Jesus told the Parable of the Good Samaritan in reply to the question, “Who is my neighbor?” 

They were discussing the commandment, “love your neighbor as yourself,” and the guy talking to Jesus wanted to be ethically precise. Are my neighbors those living on either side of my home; the people on my block; those in my church, my state, my political party, my nation? He wanted to be precise in order to know at what point he had done his duty, so he could go to sleep at night feeling justified.

In 1971, even during our involvement in the Vietnam War, the consensus in this country seemed to be that the world was our neighbor. Coca Cola sold millions of bottles of soda with their advertising jingle “I’d Like to Teach the World to Sing.”

I’d like to build a world a home

and furnish it with love.

I’d like to hold it in my arms,

and keep it company

Then in 1985 a super group which included Michael Jackson,Ray Charles, Billy Joel, Diana Ross, Cyndi Lauper, Bruce Springsteen and Smokey Robinson raised millions of dollars to feed starving kids in Africa by singing,

We all are a part of God’s great big family

And the truth, you know,

Love is all we need.

We are the world, we are the children

Our culture seemed to have a romantic picture of “the world” in those days, but when it came to starting a homeless shelter in Forest Park, many residents replied vehemently, “Not in my back yard! (NIMBY)”

As you all know, we got over that response to “who is my neighbor.” Now, it seems to me, NIMBY is being replaced by OIMBY, i.e. only in my back yard. Only those living near me are my neighbors. Exhibit A: the response by many to the flood of illegal young immigrants coming across our borders. Exhibit B: the negative response of some Forest Park merchants to having a Maywood entrepreneur speak at a Chamber of Commerce luncheon. Exhibit C: A pastor from our area declining to participate in the CROP Walk, because he believes that more of the money raised should stay around here.
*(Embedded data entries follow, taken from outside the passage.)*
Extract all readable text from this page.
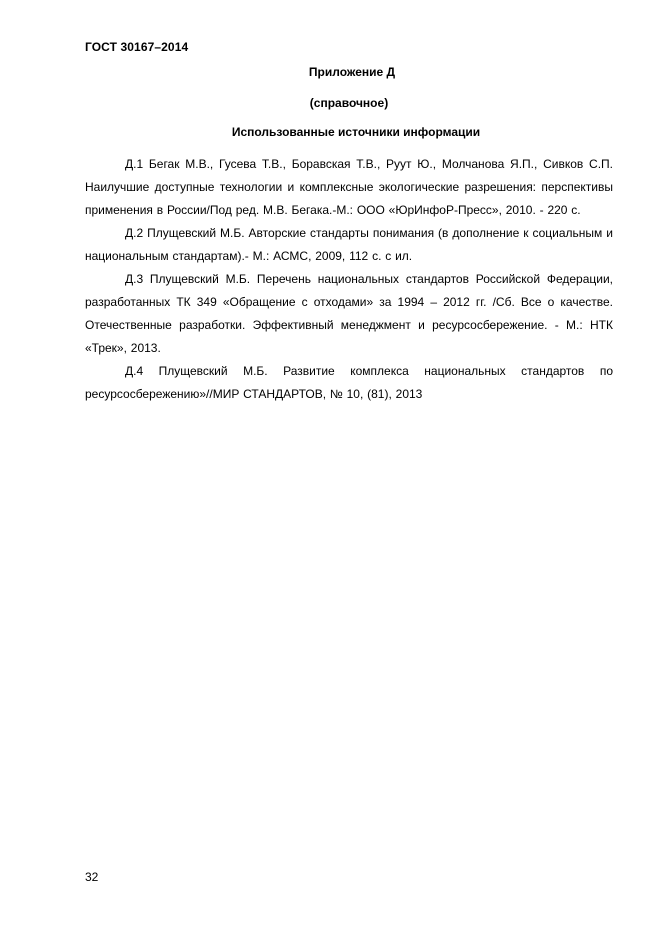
ГОСТ 30167–2014
Приложение Д
(справочное)
Использованные источники информации

Д.1 Бегак М.В., Гусева Т.В., Боравская Т.В., Руут Ю., Молчанова Я.П., Сивков С.П. Наилучшие доступные технологии и комплексные экологические разрешения: перспективы применения в России/Под ред. М.В. Бегака.-М.: ООО «ЮрИнфоР-Пресс», 2010. - 220 с.

Д.2 Плущевский М.Б. Авторские стандарты понимания (в дополнение к социальным и национальным стандартам).- М.: АСМС, 2009, 112 с. с ил.

Д.3 Плущевский М.Б. Перечень национальных стандартов Российской Федерации, разработанных ТК 349 «Обращение с отходами» за 1994 – 2012 гг. /Сб. Все о качестве. Отечественные разработки. Эффективный менеджмент и ресурсосбережение. - М.: НТК «Трек», 2013.

Д.4 Плущевский М.Б. Развитие комплекса национальных стандартов по ресурсосбережению»//МИР СТАНДАРТОВ, № 10, (81), 2013

32
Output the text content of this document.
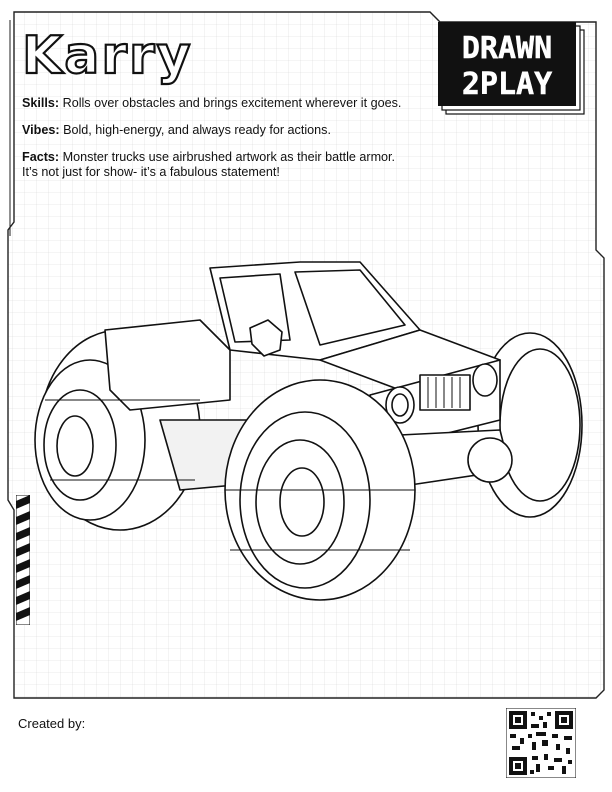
Karry
Skills: Rolls over obstacles and brings excitement wherever it goes.
Vibes: Bold, high-energy, and always ready for actions.
Facts: Monster trucks use airbrushed artwork as their battle armor.
It’s not just for show- it’s a fabulous statement!
DRAWN
2PLAY
Created by:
The mood, it seems, has shifted from “I’d like to hold the world in my arms and keep it company” to “only in my backyard.” PADS has gone to near the top of almost everyone’s favorite charity list, partly because they are good at what they do, partly because the 1,000 people from our tri-village area who volunteer at the shelter can see first-hand what their time and money are accomplishing, and partly because we who volunteer feel that we are “taking care of our own.”

Dist. 209, on the other hand, seems to be near the bottom of our list of neighbors we need to care about, even they are located right over the river and through the woods. Our avoidance of dealing with the two high schools located in Maywood seems to be motivated by the same belief held by the 86 percent of U.S. citizens who don’t vote in primary elections, i.e. my vote won’t change things so why bother. And I say this, admitting that I sent my daughter to Fenwick in 1992 instead of to Proviso East.

So, who’s my neighbor? Or, to put it another way, which attitude do you prefer: 1) we are the world but not in my backyard or 2) only in my backyard and let the rest of the world take care of itself? 

Neither NIMBY or OIMBY seem to be the answer. In the parable it was a foreigner, you will remember, who stopped to help the man lying on the side of the road.